Rep. Donna Lasinski, D-Scio Township, who voted against the bill, said there hasn’t been significant action taken on equal pay since the federal Equal Pay Act was signed into law 55 years ago with the purpose of abolishing wage disparity based on gender,
Lasinski said there are two aspects of the bill she opposes: restricting the ability of communities to innovate and trying to preempt local action that may help close the gap.
The National Partnership for Women and Families’ latest report shows that in Michigan, women on average are paid 74 cents for every dollar paid to men. The group, based in Washington, D.C., said that women in Michigan lose nearly $23 billion a year due to the pay gap.
The gap is even more pronounced in ethnic groups such as black and Latina women, the report said.
“One of the things that perpetuates the pay gap is folks consistently being paid based on the salary history of their previous job versus the pay for the skills required to do the current job,” Lasinski said.
Gender pay proponents are writing letters to Snyder, urging a veto, Lasinski said.
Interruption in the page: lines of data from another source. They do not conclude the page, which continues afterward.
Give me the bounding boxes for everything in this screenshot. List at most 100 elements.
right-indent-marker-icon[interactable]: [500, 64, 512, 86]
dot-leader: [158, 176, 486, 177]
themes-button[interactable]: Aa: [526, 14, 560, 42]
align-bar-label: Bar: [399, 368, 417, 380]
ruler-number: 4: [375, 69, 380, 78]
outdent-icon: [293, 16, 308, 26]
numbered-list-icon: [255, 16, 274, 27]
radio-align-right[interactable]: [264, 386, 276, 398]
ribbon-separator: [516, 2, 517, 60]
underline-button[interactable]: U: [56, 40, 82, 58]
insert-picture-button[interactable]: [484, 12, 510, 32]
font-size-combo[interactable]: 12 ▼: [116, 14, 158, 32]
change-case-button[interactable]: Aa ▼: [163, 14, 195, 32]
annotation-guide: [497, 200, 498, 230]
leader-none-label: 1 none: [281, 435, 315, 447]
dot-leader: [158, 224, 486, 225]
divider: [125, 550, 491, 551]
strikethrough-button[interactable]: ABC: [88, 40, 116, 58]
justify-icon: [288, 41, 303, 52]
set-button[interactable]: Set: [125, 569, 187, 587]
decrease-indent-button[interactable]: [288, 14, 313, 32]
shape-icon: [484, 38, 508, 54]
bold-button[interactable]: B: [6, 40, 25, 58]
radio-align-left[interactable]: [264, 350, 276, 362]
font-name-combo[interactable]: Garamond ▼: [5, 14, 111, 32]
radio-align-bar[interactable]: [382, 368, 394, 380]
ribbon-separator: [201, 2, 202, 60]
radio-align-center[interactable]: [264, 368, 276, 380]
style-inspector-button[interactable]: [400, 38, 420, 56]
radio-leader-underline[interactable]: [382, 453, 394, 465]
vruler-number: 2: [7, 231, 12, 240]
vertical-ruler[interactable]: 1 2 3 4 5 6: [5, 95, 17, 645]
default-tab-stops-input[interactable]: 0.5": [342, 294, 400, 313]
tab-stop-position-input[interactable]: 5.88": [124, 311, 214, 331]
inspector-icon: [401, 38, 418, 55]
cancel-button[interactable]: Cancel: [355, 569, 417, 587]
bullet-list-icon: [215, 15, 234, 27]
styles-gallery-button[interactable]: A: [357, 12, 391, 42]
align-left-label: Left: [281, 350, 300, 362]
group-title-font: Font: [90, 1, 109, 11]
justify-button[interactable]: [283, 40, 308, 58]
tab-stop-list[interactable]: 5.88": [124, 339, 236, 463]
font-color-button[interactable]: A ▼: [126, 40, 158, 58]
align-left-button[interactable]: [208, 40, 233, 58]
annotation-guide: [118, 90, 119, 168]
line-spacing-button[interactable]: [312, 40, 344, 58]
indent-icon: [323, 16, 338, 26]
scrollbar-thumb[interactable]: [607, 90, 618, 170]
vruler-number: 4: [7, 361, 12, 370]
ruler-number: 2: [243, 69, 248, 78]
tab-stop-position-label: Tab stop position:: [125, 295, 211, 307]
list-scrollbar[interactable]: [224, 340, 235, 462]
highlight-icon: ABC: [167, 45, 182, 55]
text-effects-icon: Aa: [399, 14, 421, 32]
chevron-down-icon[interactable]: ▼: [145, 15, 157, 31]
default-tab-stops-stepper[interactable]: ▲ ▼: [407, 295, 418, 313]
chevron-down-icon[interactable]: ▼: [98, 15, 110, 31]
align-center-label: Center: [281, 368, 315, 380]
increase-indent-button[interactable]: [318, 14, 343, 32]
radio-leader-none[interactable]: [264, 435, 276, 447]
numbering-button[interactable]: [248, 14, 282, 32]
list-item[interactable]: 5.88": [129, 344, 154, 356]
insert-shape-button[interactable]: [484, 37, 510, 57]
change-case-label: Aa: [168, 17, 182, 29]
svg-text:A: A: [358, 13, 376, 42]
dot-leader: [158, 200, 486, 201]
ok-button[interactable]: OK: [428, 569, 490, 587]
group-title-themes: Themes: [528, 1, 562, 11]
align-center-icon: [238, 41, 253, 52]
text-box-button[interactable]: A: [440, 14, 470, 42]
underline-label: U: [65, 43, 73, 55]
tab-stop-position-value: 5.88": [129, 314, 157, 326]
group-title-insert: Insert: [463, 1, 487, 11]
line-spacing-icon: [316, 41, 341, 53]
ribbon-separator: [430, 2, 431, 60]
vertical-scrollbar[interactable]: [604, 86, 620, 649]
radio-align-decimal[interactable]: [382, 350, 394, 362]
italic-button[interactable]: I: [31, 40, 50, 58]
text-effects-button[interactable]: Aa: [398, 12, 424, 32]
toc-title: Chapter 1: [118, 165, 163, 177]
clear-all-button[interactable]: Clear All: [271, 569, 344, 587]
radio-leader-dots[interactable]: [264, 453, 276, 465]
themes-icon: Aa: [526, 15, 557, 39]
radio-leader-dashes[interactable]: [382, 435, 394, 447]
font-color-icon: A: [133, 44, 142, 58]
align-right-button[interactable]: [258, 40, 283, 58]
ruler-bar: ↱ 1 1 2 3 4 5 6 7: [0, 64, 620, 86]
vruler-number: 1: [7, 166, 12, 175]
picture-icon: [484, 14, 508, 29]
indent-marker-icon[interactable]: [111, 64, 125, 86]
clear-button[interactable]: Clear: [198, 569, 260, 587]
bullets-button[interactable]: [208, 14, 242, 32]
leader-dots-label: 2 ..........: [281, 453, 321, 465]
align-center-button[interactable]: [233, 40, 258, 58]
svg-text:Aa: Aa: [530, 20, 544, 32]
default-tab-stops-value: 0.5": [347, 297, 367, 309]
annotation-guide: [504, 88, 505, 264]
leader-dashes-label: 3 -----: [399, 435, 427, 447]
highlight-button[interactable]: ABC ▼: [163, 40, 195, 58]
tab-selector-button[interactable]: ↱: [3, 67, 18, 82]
The move to limit local governments from passing wage history ordinances comes as part of an accelerating trend from the Legislature to reduce local government autonomy.
“There has been a tightening from the state level on the ability of local governments to do what’s best for the local community,” Lasinski said. “We have had several bills over this session that restrict local government from innovating in their own communities and from ensuring that, as local elected officials, they’re doing what’s right and best by their communities.”
For equal pay supporters and advocacy groups, Lasinski says the effort to achieve pay equity is taking place on many levels.
The Progressive Women’s Caucus in the Legislature supports a 14-bill package with items that its members say are needed to close the gap. One bill in that package would establish an award program for employers that achieve progress in equalizing pay for men and women.
The package will be highlighted on April 10 at the Equal Pay Legislative Day rally at the Capitol.
“It’s not until April 10 that women and men in Michigan receive equal pay. So essentially women have been working for free up until April 10,” Lasinski said.